Authors propose to include taxonomic information into a deep net, TaxoNet, for structured classification of biacoustic signals. TaxoNet is trained as a multitask and multilabel model, following the principle of hierarchical composition, where shallow layers extract a shared representation to predict higher nodes, while deeper layers specialize to lower-rank nodes. They provide interesting discussion and results. Plus they introduce two new datasets for bird audio recognition. Code available.

Shrivastava et al., Mt-Gcn For Multi-Label Audio Tagging With Noisy Labels.
It deals with sound event tagging under noisy labels incorporating label relationships from the AudioSet ontology into the learning pipeline. The pipeline is based on two modules: i) a multitask learning module to learn from clean and noisy data from the FSDKaggle2019 dataset, and ii) a Graph Convolution module that utilizes the graphical structure among labels. They show how using label co-occurring relationships to regularize the network adds value. This work is based on this recent paper for image recognition. If you are interested in Graph Convolutional Nets for audio, this other paper is also interesting!

Some works also related to label noise:

Iqbal et al., Learning with Out-of-Distribution Data for Audio Classification.
Another work focused on learning from noisy labels, in this case approached from the perspective of out of distribution (or out-of-vocabulary) data. The approach consists of first detecting these instances using an auxiliary classifier trained on clean data, and then relabelling some of them (rather than discarding) as they can help learning. This may happen due to the fact that some OOD samples are actually quite close to the training distribution in the FSDnoisy18k dataset. Code available.

Kumar and Ithapu, SeCoST: Sequential Co-Supervision for Weakly Labeled Audio Event Detection. This is one of the few works dealing with AudioSet classification from the perspective of label noise. They bring together ideas from sequential learning and knowledge distillation. The system is based on a cascade of learners where the training label set at every stage is a combination of the original label set and the combined supervision from the previous classifiers. Plus, the title is pronounced Sequest - awesome :)

And a variety of works:

Ebrahimpour et al., End-to-end Auditory Object Recognition Via Inception Nucleus.
This work proposes a fully convolutional net for sound event classification using a combination of 1D conv modules inspired by those in the Inception architecture, and subsequent 2D convs. A comprehensive discussion of design choices and analysis of results is provided. The system attains SoTA on Urbansound8K with faaaar fewer weights than other systems.

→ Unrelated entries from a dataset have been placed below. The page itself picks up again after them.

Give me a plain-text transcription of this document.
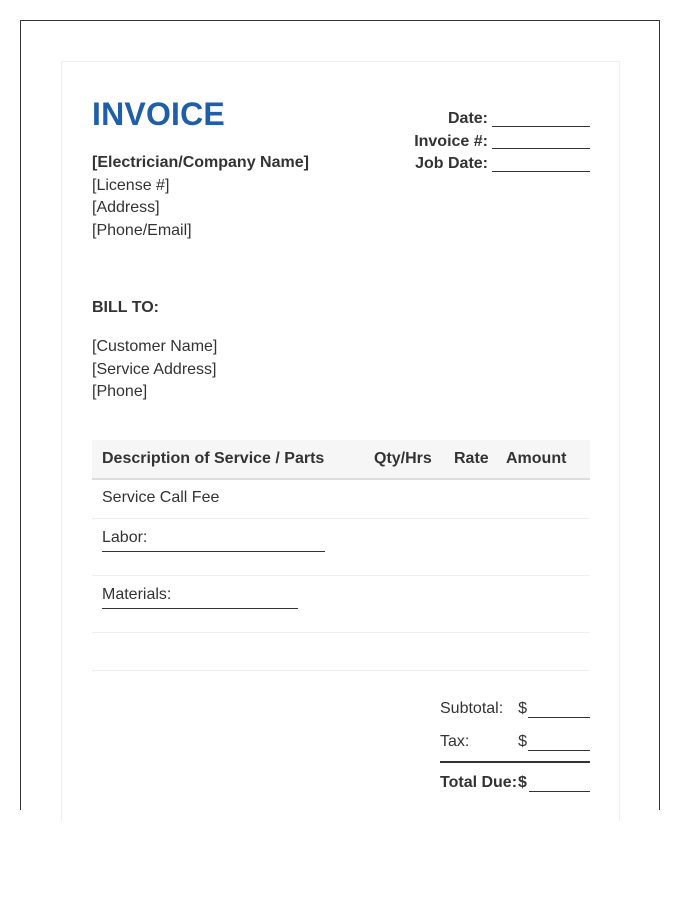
INVOICE	Date:
Invoice #:
Job Date:
[Electrician/Company Name]
[License #]
[Address]
[Phone/Email]
BILL TO:
[Customer Name]
[Service Address]
[Phone]
Description of Service / Parts	Qty/Hrs	Rate	Amount
Service Call Fee
Labor:
Materials:
Subtotal: $
Tax:	$
Total Due: $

Kong et al., Source separation with weakly labelled data: An approach to computational auditory scene analysis.
This work deals with source separation of environmental sounds a.k.a. universal sound separation - a topic that is becoming rather popular. Authors propose a source separation framework trained only with weak labels (AudioSet) as opposed to using mixture-clean paired data. The framework is based on regressing from a mixture of two random segments to a target segment suitably conditioned. For those interested, there is a DCASE Task covering the applicability of separation to improve sound event recognition systems!

Turpault et al., Limitations of weak labels for embedding and tagging.
Authors study the impact of the weakness of labels on performance for embedding learning and tagging tasks. They create synthetic datasets to conduct the study in a controlled scenario isolated from other factors, and provide insights into which applications are most sensitive to weakly labeled data. Insight on weak labels that many of us use is always appreciated. Dataset and code available.

Bilen et al., A Framework for the Robust Evaluation of Sound Event Detection.
They introduce a new evaluation metric for polyphonic SED. Based on more robust ways of defining TPs and FPs, they utilize the concepts of ROC curves to then reduce into a single polyphonic sound detection score (PSDS). This framework has some nice features, like decoupling the evaluation of model’s goodness from the tuning of the detection operating point. I do mostly classification rather than detection, but I think that coming up with new metrics to improve systems’ benchmarking is fundamental, in all research fields.


And finally, this year I was not presenting anything at ICASSP because I spent last fall interning at Google Research. Have a look at the preprint covering part of our work or check this blog post. The work is titled “Addressing Missing Labels in Large-scale Sound Event Recognition using a Teacher-student Framework with Loss Masking”. We identify missing labels as one of the most frequent labeling errors in AudioSet. And we propose a skeptical teacher-student with loss masking to identify the most critical missing labels, and ignore them during learning. Spoiler: missing labels do matter.

Thanks for reading!!